Marla nudged Kayla. “You’re next.”
“No.” Kayla grinned. “Been there, done that, and don’t want to do it again.”
“Mommy!” Sophie ran up to her mother. “I have more rose petals.” She tossed a handful from the basket she carried.
“No, honey. You don’t throw any more.” She smoothed her daughter’s dark curls and the frilly white dress she wore. “It’s time for you to have your picture made with Miss Lia.” She glanced up and smiled at her husband. “I need her play clothes from the car. After the pictures, I’m going to get her out of this dress.”
“Okay,” Carson replied. As his wife and daughter headed toward the wedding arch, the billionaire dad swiped a bite-size petit four and headed to get Sophie’s clothes.
As sun dropped low in the sky, Frank stepped away from his second son, Terry and Terry’s wife. Standing by his garden, where all the plants were gone now and the beds filled with compost, Frank smiled as he watched Aaron and Lia pose with John Aaron beneath the wedding arch.
Lia held the baby, who now weighed almost twelve pounds, facing the camera. John Aaron wore a dressy blue smocked one-piece with white shoes, and he gave the camera a wide-eyed stare. Standing behind Lia, Aaron circled his arms around her and the baby and held them as if nothing in the world mattered more.

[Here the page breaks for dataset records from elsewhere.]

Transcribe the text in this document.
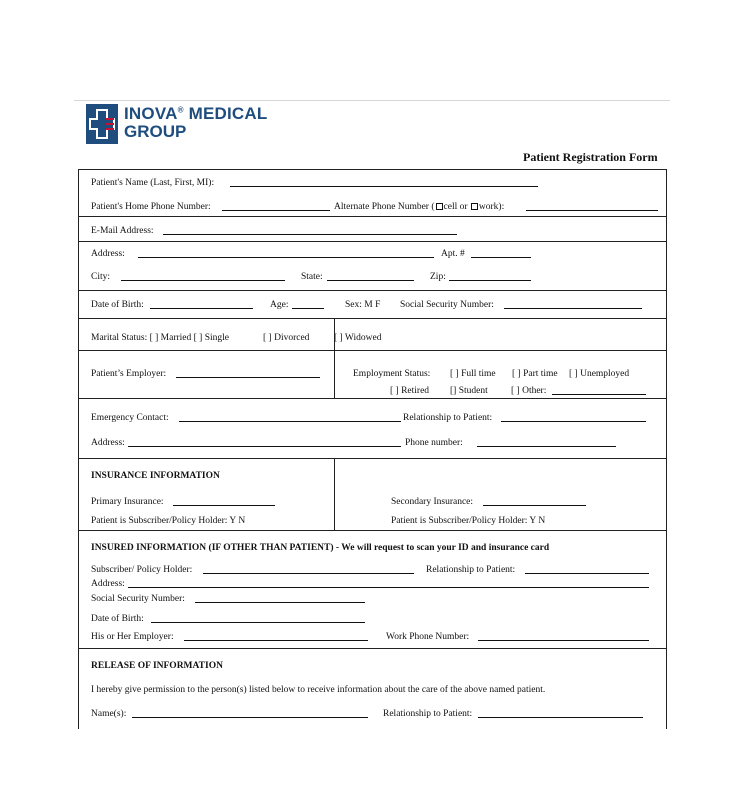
INOVA® MEDICAL
GROUP
Patient Registration Form
Patient's Name (Last, First, MI):
Patient's Home Phone Number:	Alternate Phone Number ( cell or work):
E-Mail Address:
Address:	Apt. #
City:	State:	Zip:
Date of Birth:	Age:	Sex: M F Social Security Number:
Marital Status: [ ] Married [ ] Single	[ ] Divorced	[ ] Widowed
Patient’s Employer:	Employment Status: [ ] Full time [ ] Part time [ ] Unemployed
[ ] Retired [] Student [ ] Other:
Emergency Contact:	Relationship to Patient:
Address:	Phone number:
INSURANCE INFORMATION
Primary Insurance:	Secondary Insurance:
Patient is Subscriber/Policy Holder: Y N	Patient is Subscriber/Policy Holder: Y N
INSURED INFORMATION (IF OTHER THAN PATIENT) - We will request to scan your ID and insurance card
Subscriber/ Policy Holder:	Relationship to Patient:
Address:
Social Security Number:
Date of Birth:
His or Her Employer:	Work Phone Number:
RELEASE OF INFORMATION
I hereby give permission to the person(s) listed below to receive information about the care of the above named patient.
Name(s):	Relationship to Patient:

Nancy. Frank spoke silently to his late wife. I wish you were here. I wish you could see our boys now. Aaron got married today, and he got the right girl this time. It’s important to have the right girl. I knew that the day we met. Frank gazed at the fairy lights in the oak tree. I still miss you so much, sweetheart.

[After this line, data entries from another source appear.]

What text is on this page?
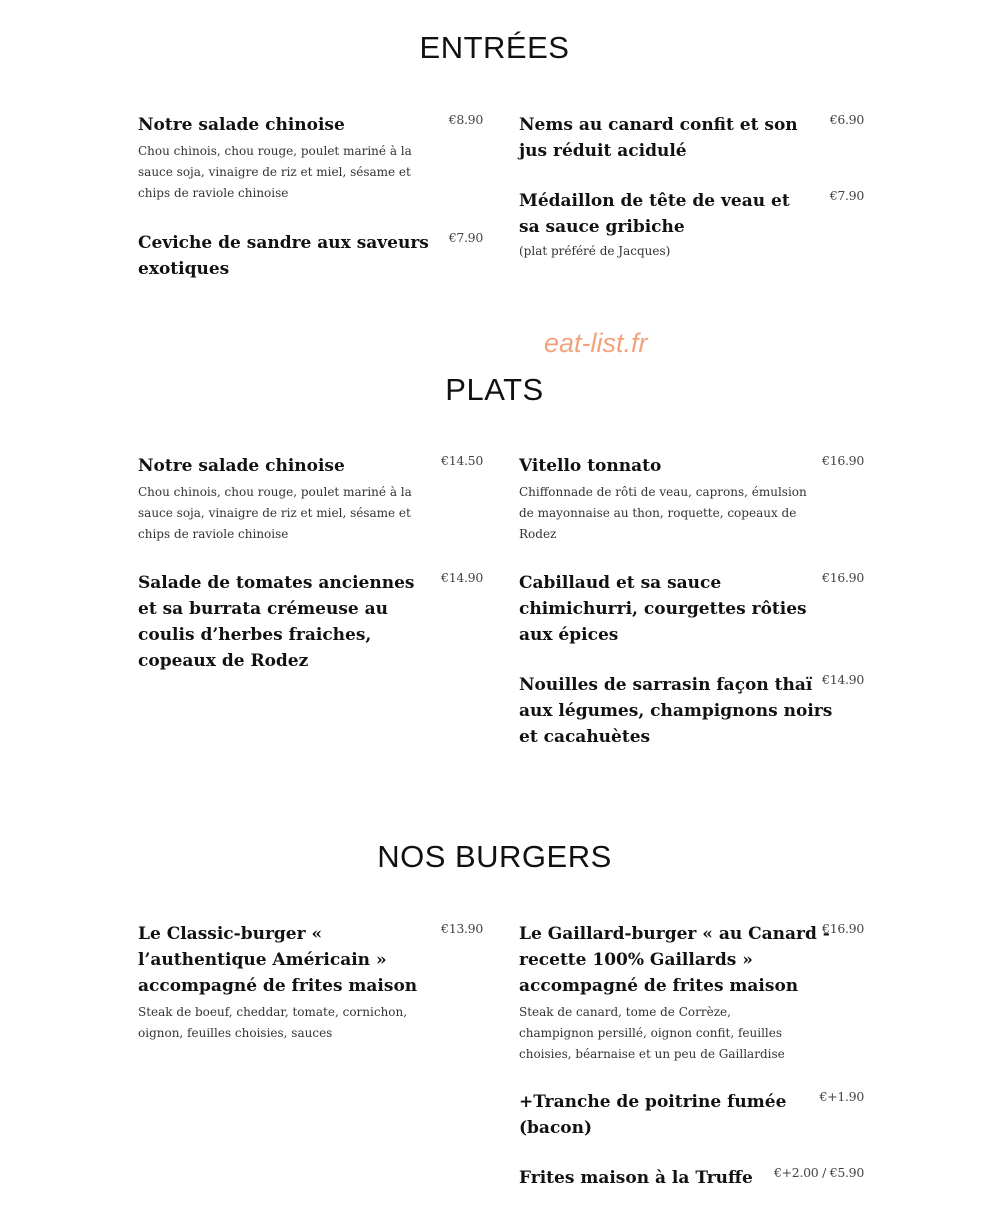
ENTRÉES
Notre salade chinoise	€8.90
Chou chinois, chou rouge, poulet mariné à la sauce soja, vinaigre de riz et miel, sésame et chips de raviole chinoise
Ceviche de sandre aux saveurs exotiques
€7.90
Nems au canard confit et son jus réduit acidulé
€6.90
Médaillon de tête de veau et sa sauce gribiche
€7.90
(plat préféré de Jacques)
eat-list.fr
PLATS
Notre salade chinoise	€14.50
Chou chinois, chou rouge, poulet mariné à la sauce soja, vinaigre de riz et miel, sésame et chips de raviole chinoise
Salade de tomates anciennes et sa burrata crémeuse au coulis d’herbes fraiches, copeaux de Rodez
€14.90
Vitello tonnato	€16.90
Chiffonnade de rôti de veau, caprons, émulsion de mayonnaise au thon, roquette, copeaux de Rodez
Cabillaud et sa sauce chimichurri, courgettes rôties aux épices
€16.90
Nouilles de sarrasin façon thaï aux légumes, champignons noirs et cacahuètes
€14.90
NOS BURGERS
Le Classic-burger « l’authentique Américain » accompagné de frites maison
€13.90
Steak de boeuf, cheddar, tomate, cornichon, oignon, feuilles choisies, sauces
Le Gaillard-burger « au Canard - recette 100% Gaillards » accompagné de frites maison
€16.90
Steak de canard, tome de Corrèze, champignon persillé, oignon confit, feuilles choisies, béarnaise et un peu de Gaillardise
+Tranche de poitrine fumée (bacon)
€+1.90
Frites maison à la Truffe	€+2.00 / €5.90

The entertainment for the evening was twenty-year-old Tyler Stokes, whose career was beginning to take off. The lanky singer adjusted the microphone and spoke to the wedding guests. “If you have any requests, just let me know. I’ll give it try.” He tipped the brim of his cowboy hat to Lia.
She took Aaron’s hand and led him to the open space where the folding chairs and white aisle runners had been removed. “Our song’s up first,” she told her husband as she draped her arm around his shoulders.
With his fingers moving effortlessly over the strings of his guitar, Tyler’s body swayed in a slow rhythm as he sang “Not Through Loving You” for the bride and groom.